The Department of Agriculture says the average cost of raising a child from birth to 18 is $226,920. Why the Department of Agriculture? I guess because they know how to grow things.
Congratulations on your new bundle of joy and expenses! Now is the time to get smart about your purchases, plan ahead and enjoy every minute. Your best money-saving resource is other parents. Talking and shopping with experienced parents will help you know what you REALLY need to buy and what is simply marketing pressure.
Here are some tips to help you start saving money right away:
Decide how much privacy is worth to you. Some hospitals charge an add-on fee if you request a private room
Find out ahead of time what your insurance covers and how much any extras will cost you out-of-pocket.
Get the goodies
Manufacturers usually send new moms home with tons of samples. Even if you're planning on nursing, take the free formula. More than 85 percent of moms stop nursing exclusively by the time their baby is 6 months old, which means that you'll probably end up spending money on formula at some point.
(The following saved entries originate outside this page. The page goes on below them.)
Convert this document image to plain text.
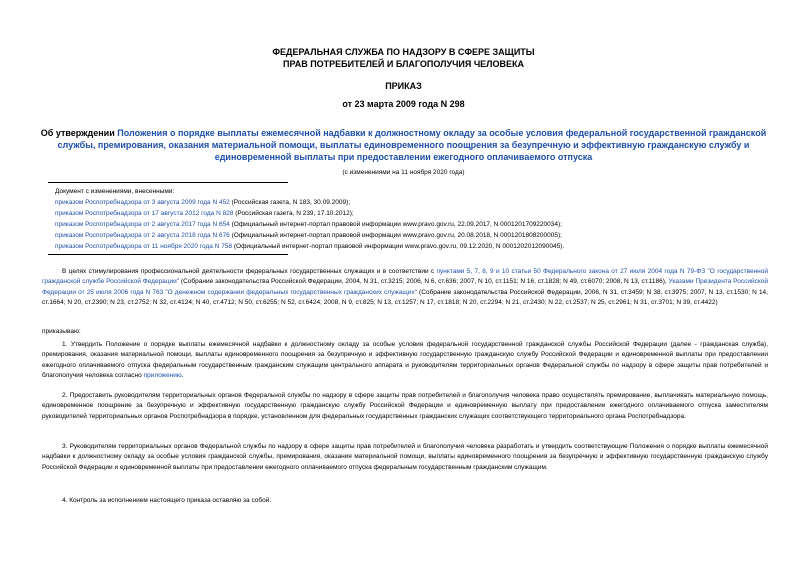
ФЕДЕРАЛЬНАЯ СЛУЖБА ПО НАДЗОРУ В СФЕРЕ ЗАЩИТЫ
ПРАВ ПОТРЕБИТЕЛЕЙ И БЛАГОПОЛУЧИЯ ЧЕЛОВЕКА
ПРИКАЗ
от 23 марта 2009 года N 298
Об утверждении Положения о порядке выплаты ежемесячной надбавки к должностному окладу за особые условия федеральной государственной гражданской службы, премирования, оказания материальной помощи, выплаты единовременного поощрения за безупречную и эффективную гражданскую службу и единовременной выплаты при предоставлении ежегодного оплачиваемого отпуска
(с изменениями на 11 ноября 2020 года)
Документ с изменениями, внесенными:
приказом Роспотребнадзора от 3 августа 2009 года N 452 (Российская газета, N 183, 30.09.2009);
приказом Роспотребнадзора от 17 августа 2012 года N 828 (Российская газета, N 239, 17.10.2012);
приказом Роспотребнадзора от 2 августа 2017 года N 654 (Официальный интернет-портал правовой информации www.pravo.gov.ru, 22.09.2017, N 0001201709220034);
приказом Роспотребнадзора от 2 августа 2018 года N 676 (Официальный интернет-портал правовой информации www.pravo.gov.ru, 20.08.2018, N 0001201808200005);
приказом Роспотребнадзора от 11 ноября 2020 года N 758 (Официальный интернет-портал правовой информации www.pravo.gov.ru, 09.12.2020, N 0001202012090045).

В целях стимулирования профессиональной деятельности федеральных государственных служащих и в соответствии с пунктами 5, 7, 8, 9 и 10 статьи 50 Федерального закона от 27 июля 2004 года N 79-ФЗ "О государственной гражданской службе Российской Федерации" (Собрание законодательства Российской Федерации, 2004, N 31, ст.3215; 2006, N 6, ст.636; 2007, N 10, ст.1151; N 16, ст.1828; N 49, ст.6070; 2008, N 13, ст.1186), Указами Президента Российской Федерации от 25 июля 2006 года N 763 "О денежном содержании федеральных государственных гражданских служащих" (Собрание законодательства Российской Федерации, 2006, N 31, ст.3459; N 38, ст.3975; 2007, N 13, ст.1530; N 14, ст.1664; N 20, ст.2390; N 23, ст.2752; N 32, ст.4124; N 40, ст.4712; N 50, ст.6255; N 52, ст.6424; 2008, N 9, ст.825; N 13, ст.1257; N 17, ст.1818; N 20, ст.2294; N 21, ст.2430; N 22, ст.2537; N 25, ст.2961; N 31, ст.3701; N 39, ст.4422)

приказываю:

1. Утвердить Положение о порядке выплаты ежемесячной надбавки к должностному окладу за особые условия федеральной государственной гражданской службы Российской Федерации (далее - гражданская служба), премирования, оказания материальной помощи, выплаты единовременного поощрения за безупречную и эффективную государственную гражданскую службу Российской Федерации и единовременной выплаты при предоставлении ежегодного оплачиваемого отпуска федеральным государственным гражданским служащим центрального аппарата и руководителям территориальных органов Федеральной службы по надзору в сфере защиты прав потребителей и благополучия человека согласно приложению.

2. Предоставить руководителям территориальных органов Федеральной службы по надзору в сфере защиты прав потребителей и благополучия человека право осуществлять премирование, выплачивать материальную помощь, единовременное поощрение за безупречную и эффективную государственную гражданскую службу Российской Федерации и единовременную выплату при предоставлении ежегодного оплачиваемого отпуска заместителям руководителей территориальных органов Роспотребнадзора в порядке, установленном для федеральных государственных гражданских служащих соответствующего территориального органа Роспотребнадзора.

3. Руководителям территориальных органов Федеральной службы по надзору в сфере защиты прав потребителей и благополучия человека разработать и утвердить соответствующие Положения о порядке выплаты ежемесячной надбавки к должностному окладу за особые условия гражданской службы, премирования, оказания материальной помощи, выплаты единовременного поощрения за безупречную и эффективную государственную гражданскую службу Российской Федерации и единовременной выплаты при предоставлении ежегодного оплачиваемого отпуска федеральным государственным гражданским служащим.

4. Контроль за исполнением настоящего приказа оставляю за собой.
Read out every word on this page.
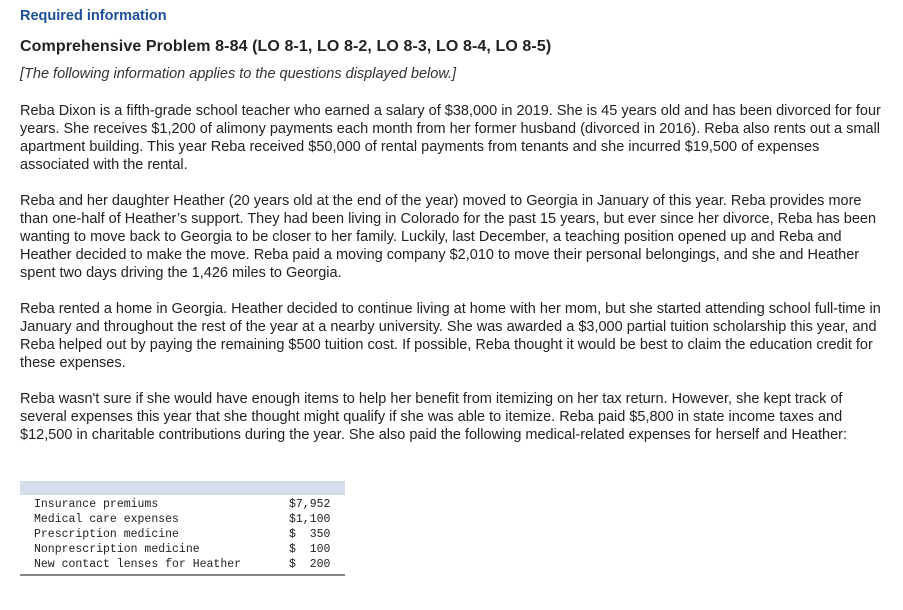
Required information
Comprehensive Problem 8-84 (LO 8-1, LO 8-2, LO 8-3, LO 8-4, LO 8-5)
[The following information applies to the questions displayed below.]
Reba Dixon is a fifth-grade school teacher who earned a salary of $38,000 in 2019. She is 45 years old and has been divorced for four years. She receives $1,200 of alimony payments each month from her former husband (divorced in 2016). Reba also rents out a small apartment building. This year Reba received $50,000 of rental payments from tenants and she incurred $19,500 of expenses associated with the rental.
Reba and her daughter Heather (20 years old at the end of the year) moved to Georgia in January of this year. Reba provides more than one-half of Heather’s support. They had been living in Colorado for the past 15 years, but ever since her divorce, Reba has been wanting to move back to Georgia to be closer to her family. Luckily, last December, a teaching position opened up and Reba and Heather decided to make the move. Reba paid a moving company $2,010 to move their personal belongings, and she and Heather spent two days driving the 1,426 miles to Georgia.
Reba rented a home in Georgia. Heather decided to continue living at home with her mom, but she started attending school full-time in January and throughout the rest of the year at a nearby university. She was awarded a $3,000 partial tuition scholarship this year, and Reba helped out by paying the remaining $500 tuition cost. If possible, Reba thought it would be best to claim the education credit for these expenses.
Reba wasn't sure if she would have enough items to help her benefit from itemizing on her tax return. However, she kept track of several expenses this year that she thought might qualify if she was able to itemize. Reba paid $5,800 in state income taxes and $12,500 in charitable contributions during the year. She also paid the following medical-related expenses for herself and Heather:

Insurance premiums	$7,952
Medical care expenses	$1,100
Prescription medicine	$  350
Nonprescription medicine	$  100
New contact lenses for Heather	$  200
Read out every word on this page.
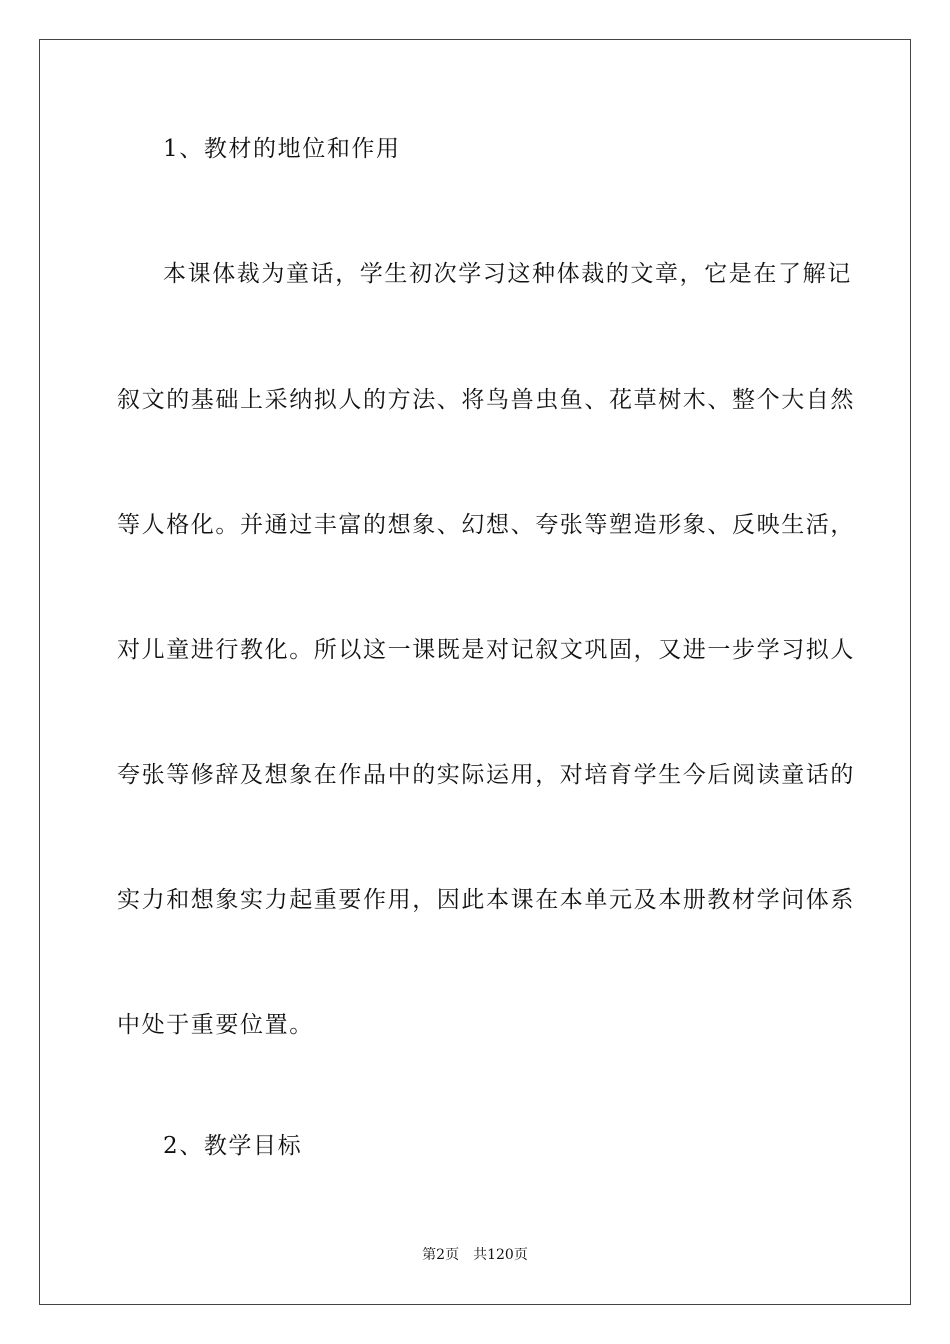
1、教材的地位和作用
本课体裁为童话，学生初次学习这种体裁的文章，它是在了解记
叙文的基础上采纳拟人的方法、将鸟兽虫鱼、花草树木、整个大自然
等人格化。并通过丰富的想象、幻想、夸张等塑造形象、反映生活，
对儿童进行教化。所以这一课既是对记叙文巩固，又进一步学习拟人
夸张等修辞及想象在作品中的实际运用，对培育学生今后阅读童话的
实力和想象实力起重要作用，因此本课在本单元及本册教材学问体系
中处于重要位置。
2、教学目标
第2页 共120页
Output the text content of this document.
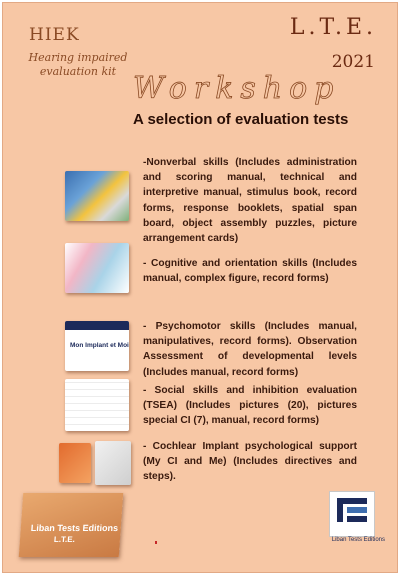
HIEK
Hearing impaired
evaluation kit
L.T.E.
2021
Workshop
A selection of evaluation tests
-Nonverbal skills (Includes administration and scoring manual, technical and interpretive manual, stimulus book, record forms, response booklets, spatial span board, object assembly puzzles, picture arrangement cards)
- Cognitive and orientation skills (Includes manual, complex figure, record forms)
Mon Implant et Moi
- Psychomotor skills (Includes manual, manipulatives, record forms). Observation Assessment of developmental levels (Includes manual, record forms)
- Social skills and inhibition evaluation (TSEA) (Includes pictures (20), pictures special CI (7), manual, record forms)
- Cochlear Implant psychological support (My CI and Me) (Includes directives and steps).
Liban Tests Editions
L.T.E.	Liban Tests Editions
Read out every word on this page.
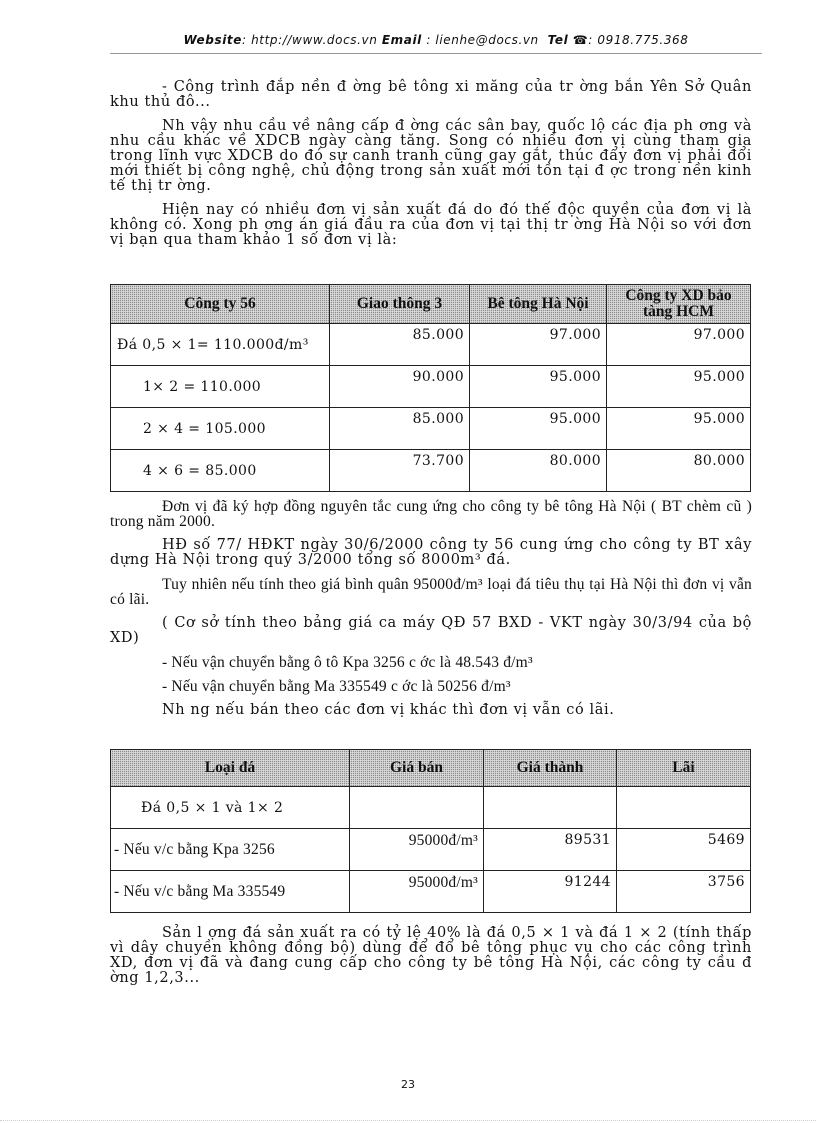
Website: http://www.docs.vn Email : lienhe@docs.vn Tel ☎: 0918.775.368

- Công trình đắp nền đ ờng bê tông xi măng của tr ờng bắn Yên Sở Quân khu thủ đô...

Nh vậy nhu cầu về nâng cấp đ ờng các sân bay, quốc lộ các địa ph ơng và nhu cầu khác về XDCB ngày càng tăng. Song có nhiều đơn vị cùng tham gia trong lĩnh vực XDCB do đó sự canh tranh cũng gay gắt, thúc đẩy đơn vị phải đổi mới thiết bị công nghệ, chủ động trong sản xuất mới tồn tại đ ợc trong nền kinh tế thị tr ờng.

Hiện nay có nhiều đơn vị sản xuất đá do đó thế độc quyền của đơn vị là không có. Xong ph ơng án giá đầu ra của đơn vị tại thị tr ờng Hà Nội so với đơn vị bạn qua tham khảo 1 số đơn vị là:

Công ty 56	Giao thông 3	Bê tông Hà Nội	Công ty XD bảo tàng HCM
Đá 0,5 × 1= 110.000đ/m³	85.000	97.000	97.000
1× 2 = 110.000	90.000	95.000	95.000
2 × 4 = 105.000	85.000	95.000	95.000
4 × 6 = 85.000	73.700	80.000	80.000

Đơn vị đã ký hợp đồng nguyên tắc cung ứng cho công ty bê tông Hà Nội ( BT chèm cũ ) trong năm 2000.

HĐ số 77/ HĐKT ngày 30/6/2000 công ty 56 cung ứng cho công ty BT xây dựng Hà Nội trong quý 3/2000 tổng số 8000m³ đá.

Tuy nhiên nếu tính theo giá bình quân 95000đ/m³ loại đá tiêu thụ tại Hà Nội thì đơn vị vẫn có lãi.

( Cơ sở tính theo bảng giá ca máy QĐ 57 BXD - VKT ngày 30/3/94 của bộ XD)

- Nếu vận chuyển bằng ô tô Kpa 3256 c ớc là 48.543 đ/m³

- Nếu vận chuyển bằng Ma 335549 c ớc là 50256 đ/m³

Nh ng nếu bán theo các đơn vị khác thì đơn vị vẫn có lãi.

Loại đá	Giá bán	Giá thành	Lãi
Đá 0,5 × 1 và 1× 2			
- Nếu v/c bằng Kpa 3256	95000đ/m³	89531	5469
- Nếu v/c bằng Ma 335549	95000đ/m³	91244	3756

Sản l ợng đá sản xuất ra có tỷ lệ 40% là đá 0,5 × 1 và đá 1 × 2 (tính thấp vì dây chuyền không đồng bộ) dùng để đổ bê tông phục vụ cho các công trình XD, đơn vị đã và đang cung cấp cho công ty bê tông Hà Nội, các công ty cầu đ ờng 1,2,3...

23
The hospital often stocks your baby's bassinet with baby-care items. Ask the nurse if you're allowed to take them. If you leave them behind you may be charged for them anyway.
Breast is best
Consumer Reports estimated the cost of feeding an infant formula for a year at $2,000. But wait until you know breast-feeding will work for you before you buy a nursing wardrobe.
If you need to feed with formula remember that store-brand formulas and brand-name formulas both meet the same nutritional requirements. Sign up for freebies from formula companies at welcomeaddition.com , enfamil.com, and brightbeginnings.com. If your baby needs a special formula blend, find out if your insurance will cover the difference.
Announce for free
Save money on stamps by sending an electronic birth announcement. You can use sites like Babyzone.com or OhBaby.com to help you design something special. You can set up a photo website for free at sites like snapfish.com, picasa.com or kodakgallery.com
You don't need to buy a high chair before the baby comes home. Spread out your big purchases and your credit card won't take such a hit. One thing you must have is a good car seat BEFORE you bring Junior home from the hospital.
Your hard-earned money is best spent on things you'll really use and where safety truly matters; such as a quality crib, stroller and car seat. Read reviews on high ticket items before you buy. Your baby won't care if you buy clothing and toys at a yard sale or second-hand store.
Watch sales and growth
Babies grow fast, so you're not going to need as many newborn outfits as you think. Buy clothes one size up. Watch for seasonal sales, but realize that it's not a bargain if you get next winter's coat and it doesn't fit because your little one grows faster than expected.
Choose unisex shades and styles
Sure, you'll want to buy some pink or blue. But if you plan on having more than one child, invest in some unisex colors like yellow, green, and white. Buying white onesies is cheaper in the long run because you can easily bleach them.
Buy secondhand special-occasion clothes
You'll save a bundle by shopping at your local consignment shop, especially for those more expensive fancy outfits or holiday ensembles.
Free is always better
Invest in double-duty furniture
You're going to have a kid longer than you're going to have a baby. Buy a high chair that converts into a booster, a crib that becomes a toddler bed and a changing table that look like a dresser. Better yet, buy a dresser that you can put a changing pad on.
Get cost-effective answers to health questions
Most doctor's offices, hospitals and insurance companies have a free nurse help-line you can call in the middle of the night. A quick phone call to your doctor might save you a co-pay. Asking your doctor for free samples can help stretch your dollars.
Take advantage of tax deductions
Twenty to 35 percent of child care expenses are deducted, depending on your income. Check with your tax advisor to learn about additional benefits available in your state. Also check with your employer to see if the company offers a dependent-care account where you can contribute an annual amount in pretax dollars for qualifying dependent care expenses.
Hunt online for deals
Discount deal sites like Groupon and Living Social can save you as much as 70 percent off retail. These sites feature new mom tips: MomAdvice.com, Mommysavers.com and Babycheapskate.com. Be sure to check out Amazon Mom, a free program that offers discounts and free two-day shipping with Amazon Prime membership. You can also get 20 percent off diapers and wipes with their "Subscribe & Save Delivery."
Create a babysitting co-op
Find other moms who might like to trade a few hours of babysitting. You won't have to come up with extra money for a babysitter and your little ones will make friends. Nanny share care is a popular choice among moms who want and can afford more help.
With a little careful planning you can make your baby budget go a long way.